Dia mengoreksi sejumah keterangan Ricky Rizal. “Tentang penembakan Duren Tiga, dalam jarak sedekat itu mungkin Ricky mendengarkan,tapi mungkin tak mau bicara, tapi terserah juga terhadap bang Ricky,” ujar Bharada E menanggapi kesaksian Ricky Rizal dalam sidang di PN Jakarta Selatan, Senin (5/12/2022). Menurut Bharada E, keterangan Ricky soal waktu dia pergi dari hotel pada di tanggal 7 Juli 2022 tidak benar dengan saat dia tiba di Magelang. Ricky juga tidak menyampaikan niat menabrakkan mobil pada Brigadir J. Ketika itu memang hanya ada dia dan Ricky.

“Jadi, banyak yang salah. Bang Ricky sempat mengatakan ke saya tentang rencana mau menabrakan itu. Saya menanggapai itu wah kalau Abang menabrakan, Abang celaka juga, itu sempat terpotong karena ibu sama om Kuat datang,” tutur Bharada E. Dia mengungkap, kala itu mereka berbicara sejujur-jujurnya lantaran mereka masih dalam satu skenario dan satu pemikiran. Maka itu, itu merupakan hal wajar.

“Terus dengan sapu tangan Yang Mulia. Untuk tidak melihat sapu tangan itu menurut saya agak tidak masuk akal saja,” jelasnya. Sementara itu, Kuat Maruf mengaku tidak memberikan tanggapannya atas keterangan Ricky Rizal alias tidak membenarkan sebagian ataupun seluruhnya. Pasalnya, banyak hal dalam keterangan Ricky yang diakuinya tak tahu. “Karena banyak yang tidak tahu jadi saya tidak memberikan tanggapan,” kata kuat maruf.

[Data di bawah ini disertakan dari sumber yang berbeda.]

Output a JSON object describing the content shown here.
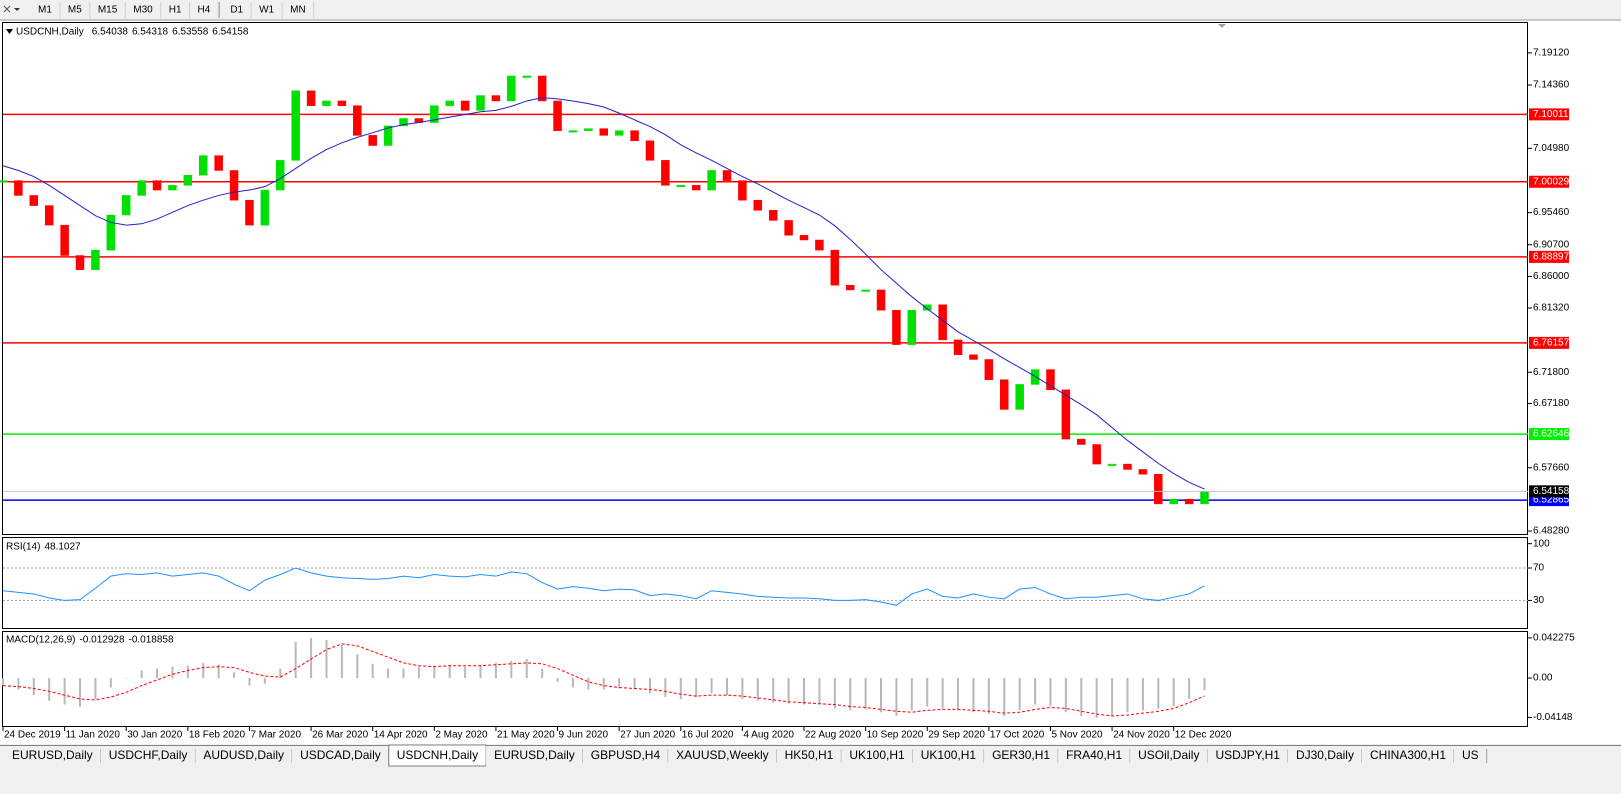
{
  "toolbar": {
    "timeframes": [
      "M1",
      "M5",
      "M15",
      "M30",
      "H1",
      "H4",
      "D1",
      "W1",
      "MN"
    ]
  },
  "chart_data": [
    {
      "type": "candlestick",
      "title": "USDCNH,Daily",
      "ohlc": [
        6.54038,
        6.54318,
        6.53558,
        6.54158
      ],
      "up_color": "#00e000",
      "down_color": "#ff0000",
      "xlim": [
        0,
        99
      ],
      "xticks": [
        {
          "value": 0,
          "label": "24 Dec 2019"
        },
        {
          "value": 4,
          "label": "11 Jan 2020"
        },
        {
          "value": 8,
          "label": "30 Jan 2020"
        },
        {
          "value": 12,
          "label": "18 Feb 2020"
        },
        {
          "value": 16,
          "label": "7 Mar 2020"
        },
        {
          "value": 20,
          "label": "26 Mar 2020"
        },
        {
          "value": 24,
          "label": "14 Apr 2020"
        },
        {
          "value": 28,
          "label": "2 May 2020"
        },
        {
          "value": 32,
          "label": "21 May 2020"
        },
        {
          "value": 36,
          "label": "9 Jun 2020"
        },
        {
          "value": 40,
          "label": "27 Jun 2020"
        },
        {
          "value": 44,
          "label": "16 Jul 2020"
        },
        {
          "value": 48,
          "label": "4 Aug 2020"
        },
        {
          "value": 52,
          "label": "22 Aug 2020"
        },
        {
          "value": 56,
          "label": "10 Sep 2020"
        },
        {
          "value": 60,
          "label": "29 Sep 2020"
        },
        {
          "value": 64,
          "label": "17 Oct 2020"
        },
        {
          "value": 68,
          "label": "5 Nov 2020"
        },
        {
          "value": 72,
          "label": "24 Nov 2020"
        },
        {
          "value": 76,
          "label": "12 Dec 2020"
        }
      ],
      "ylim": [
        6.4784,
        7.2355
      ],
      "yticks": [
        {
          "value": 7.1912,
          "label": "7.19120"
        },
        {
          "value": 7.1436,
          "label": "7.14360"
        },
        {
          "value": 7.0498,
          "label": "7.04980"
        },
        {
          "value": 6.9546,
          "label": "6.95460"
        },
        {
          "value": 6.907,
          "label": "6.90700"
        },
        {
          "value": 6.86,
          "label": "6.86000"
        },
        {
          "value": 6.8132,
          "label": "6.81320"
        },
        {
          "value": 6.718,
          "label": "6.71800"
        },
        {
          "value": 6.6718,
          "label": "6.67180"
        },
        {
          "value": 6.5766,
          "label": "6.57660"
        },
        {
          "value": 6.4828,
          "label": "6.48280"
        }
      ],
      "levels": [
        {
          "value": 7.10011,
          "color": "#ff0000"
        },
        {
          "value": 7.00029,
          "color": "#ff0000"
        },
        {
          "value": 6.88897,
          "color": "#ff0000"
        },
        {
          "value": 6.76157,
          "color": "#ff0000"
        },
        {
          "value": 6.62646,
          "color": "#00ee00"
        },
        {
          "value": 6.52865,
          "color": "#0000ff"
        }
      ],
      "values": [
        7.002,
        6.98,
        6.965,
        6.936,
        6.891,
        6.87,
        6.899,
        6.951,
        6.98,
        7.002,
        6.988,
        6.995,
        7.01,
        7.039,
        7.017,
        6.973,
        6.936,
        6.988,
        7.032,
        7.135,
        7.113,
        7.12,
        7.113,
        7.069,
        7.054,
        7.083,
        7.094,
        7.088,
        7.113,
        7.12,
        7.106,
        7.128,
        7.12,
        7.157,
        7.157,
        7.12,
        7.076,
        7.076,
        7.079,
        7.069,
        7.076,
        7.061,
        7.032,
        6.995,
        6.995,
        6.988,
        7.017,
        7.002,
        6.973,
        6.958,
        6.943,
        6.921,
        6.914,
        6.899,
        6.847,
        6.84,
        6.84,
        6.81,
        6.759,
        6.81,
        6.818,
        6.766,
        6.744,
        6.737,
        6.707,
        6.663,
        6.7,
        6.722,
        6.692,
        6.619,
        6.611,
        6.582,
        6.582,
        6.574,
        6.567,
        6.523,
        6.53,
        6.523,
        6.54158
      ],
      "ma_color": "#2020c8",
      "ma_values": [
        7.024,
        7.017,
        7.008,
        6.995,
        6.98,
        6.965,
        6.95,
        6.94,
        6.936,
        6.938,
        6.945,
        6.955,
        6.965,
        6.973,
        6.98,
        6.985,
        6.988,
        6.993,
        7.005,
        7.02,
        7.035,
        7.048,
        7.058,
        7.066,
        7.073,
        7.08,
        7.085,
        7.088,
        7.092,
        7.096,
        7.1,
        7.104,
        7.106,
        7.112,
        7.12,
        7.125,
        7.123,
        7.12,
        7.116,
        7.111,
        7.102,
        7.092,
        7.082,
        7.07,
        7.055,
        7.043,
        7.032,
        7.02,
        7.008,
        6.997,
        6.985,
        6.973,
        6.962,
        6.951,
        6.935,
        6.915,
        6.893,
        6.87,
        6.85,
        6.83,
        6.812,
        6.795,
        6.778,
        6.765,
        6.752,
        6.738,
        6.725,
        6.712,
        6.698,
        6.684,
        6.67,
        6.655,
        6.636,
        6.617,
        6.6,
        6.583,
        6.568,
        6.555,
        6.545
      ]
    },
    {
      "type": "line",
      "title": "RSI(14)",
      "color": "#1e90ff",
      "ylim": [
        -4,
        107
      ],
      "yticks": [
        100,
        70,
        30
      ],
      "levels": [
        70,
        30
      ],
      "values": [
        42,
        40,
        38,
        33,
        30,
        31,
        45,
        60,
        63,
        62,
        64,
        60,
        62,
        64,
        60,
        50,
        42,
        55,
        62,
        70,
        64,
        60,
        58,
        57,
        56,
        57,
        60,
        58,
        62,
        60,
        59,
        62,
        60,
        65,
        63,
        52,
        44,
        47,
        45,
        42,
        44,
        43,
        36,
        38,
        36,
        32,
        42,
        40,
        38,
        35,
        34,
        33,
        33,
        32,
        30,
        30,
        31,
        28,
        24,
        38,
        44,
        35,
        33,
        38,
        34,
        32,
        44,
        46,
        38,
        32,
        34,
        34,
        36,
        38,
        32,
        30,
        34,
        38,
        48.1027
      ]
    },
    {
      "type": "bar",
      "title": "MACD(12,26,9)",
      "color": "#b8b8b8",
      "signal_color": "#ff0000",
      "ylim": [
        -0.0505,
        0.0485
      ],
      "yticks": [
        0.042275,
        {
          "value": 0,
          "label": "0.00"
        },
        -0.04148
      ],
      "values": [
        -0.008,
        -0.012,
        -0.018,
        -0.024,
        -0.028,
        -0.03,
        -0.022,
        -0.01,
        0.0,
        0.008,
        0.01,
        0.012,
        0.013,
        0.016,
        0.014,
        0.006,
        -0.008,
        -0.006,
        0.01,
        0.038,
        0.042,
        0.04,
        0.035,
        0.025,
        0.015,
        0.01,
        0.01,
        0.012,
        0.013,
        0.014,
        0.012,
        0.014,
        0.016,
        0.018,
        0.02,
        0.01,
        -0.004,
        -0.01,
        -0.012,
        -0.012,
        -0.011,
        -0.012,
        -0.016,
        -0.02,
        -0.022,
        -0.02,
        -0.016,
        -0.018,
        -0.022,
        -0.024,
        -0.026,
        -0.027,
        -0.028,
        -0.028,
        -0.032,
        -0.034,
        -0.033,
        -0.036,
        -0.04,
        -0.034,
        -0.03,
        -0.032,
        -0.034,
        -0.036,
        -0.038,
        -0.04,
        -0.034,
        -0.028,
        -0.03,
        -0.036,
        -0.04,
        -0.042,
        -0.04,
        -0.036,
        -0.034,
        -0.032,
        -0.03,
        -0.022,
        -0.012928
      ],
      "signal": [
        -0.008,
        -0.009,
        -0.011,
        -0.014,
        -0.018,
        -0.022,
        -0.023,
        -0.02,
        -0.015,
        -0.008,
        -0.002,
        0.004,
        0.008,
        0.011,
        0.012,
        0.011,
        0.006,
        0.002,
        0.001,
        0.01,
        0.02,
        0.03,
        0.036,
        0.034,
        0.028,
        0.022,
        0.016,
        0.013,
        0.012,
        0.013,
        0.013,
        0.013,
        0.014,
        0.015,
        0.016,
        0.015,
        0.01,
        0.003,
        -0.004,
        -0.008,
        -0.01,
        -0.011,
        -0.012,
        -0.014,
        -0.017,
        -0.019,
        -0.018,
        -0.018,
        -0.019,
        -0.021,
        -0.023,
        -0.025,
        -0.026,
        -0.027,
        -0.028,
        -0.03,
        -0.031,
        -0.033,
        -0.035,
        -0.036,
        -0.034,
        -0.033,
        -0.033,
        -0.034,
        -0.035,
        -0.037,
        -0.036,
        -0.033,
        -0.031,
        -0.032,
        -0.035,
        -0.038,
        -0.04,
        -0.039,
        -0.037,
        -0.035,
        -0.032,
        -0.026,
        -0.018858
      ]
    }
  ],
  "tabs": [
    "EURUSD,Daily",
    "USDCHF,Daily",
    "AUDUSD,Daily",
    "USDCAD,Daily",
    "USDCNH,Daily",
    "EURUSD,Daily",
    "GBPUSD,H4",
    "XAUUSD,Weekly",
    "HK50,H1",
    "UK100,H1",
    "UK100,H1",
    "GER30,H1",
    "FRA40,H1",
    "USOil,Daily",
    "USDJPY,H1",
    "DJ30,Daily",
    "CHINA300,H1",
    "US"
  ],
  "active_tab": 4
}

Bharada E Soal Perintah Sambo Mungkin Bg Ricky Tak Mau Bicara

Bharada E Soal Perintah Sambo Mungkin Ricky Tak Mau Bicara

Bharada E alias Richard Eliezer tidak percaya dengan pengakuan Ricky Rizal. Hal itu disampaikan saat diminta menanggapi kesaksian Ricky terkait perintah Sambo untuk menembak Brigadir J.  Ricky Rizal menjadi saksi dalam perkara pembunuhan Brigadir J dengan terdakwa Kuat Ma’ruf dan Bharada E di Pengadilan Negeri Jakarta Selatan, Senin, 5 Desember 2022. Dalam kesaksian Ricky mengaku tidak mendengar adanya perintah Sambo ke Baharada E untuk menembak Brigadir J di rumah dinas Komplek Polri Duren Tiga pada 8 Juli 2022.

“Tentang penembakan Duren Tiga. Bahwa dalam jarak sedekat itu mungkin Ricky mendengarkan. Tapi mungkin tidak mau bicara, tapi terserah juga terhadap bang Ricky juga,” kata Bharada E.  Sebelumnya, Bripka Ricky Rizal mengaku tidak mendengar perintah Sambo ke Bharada Richard Eliezer alias Bharada E untuk menembak Yosua. Hal ini dikatakan Ricky Rizal saat menjadi saksi atas terdakwa Bharada E dan Kuat Ma’ruf di Pengadilan Negeri Jakarta Selatan, Senin (5/12/2022).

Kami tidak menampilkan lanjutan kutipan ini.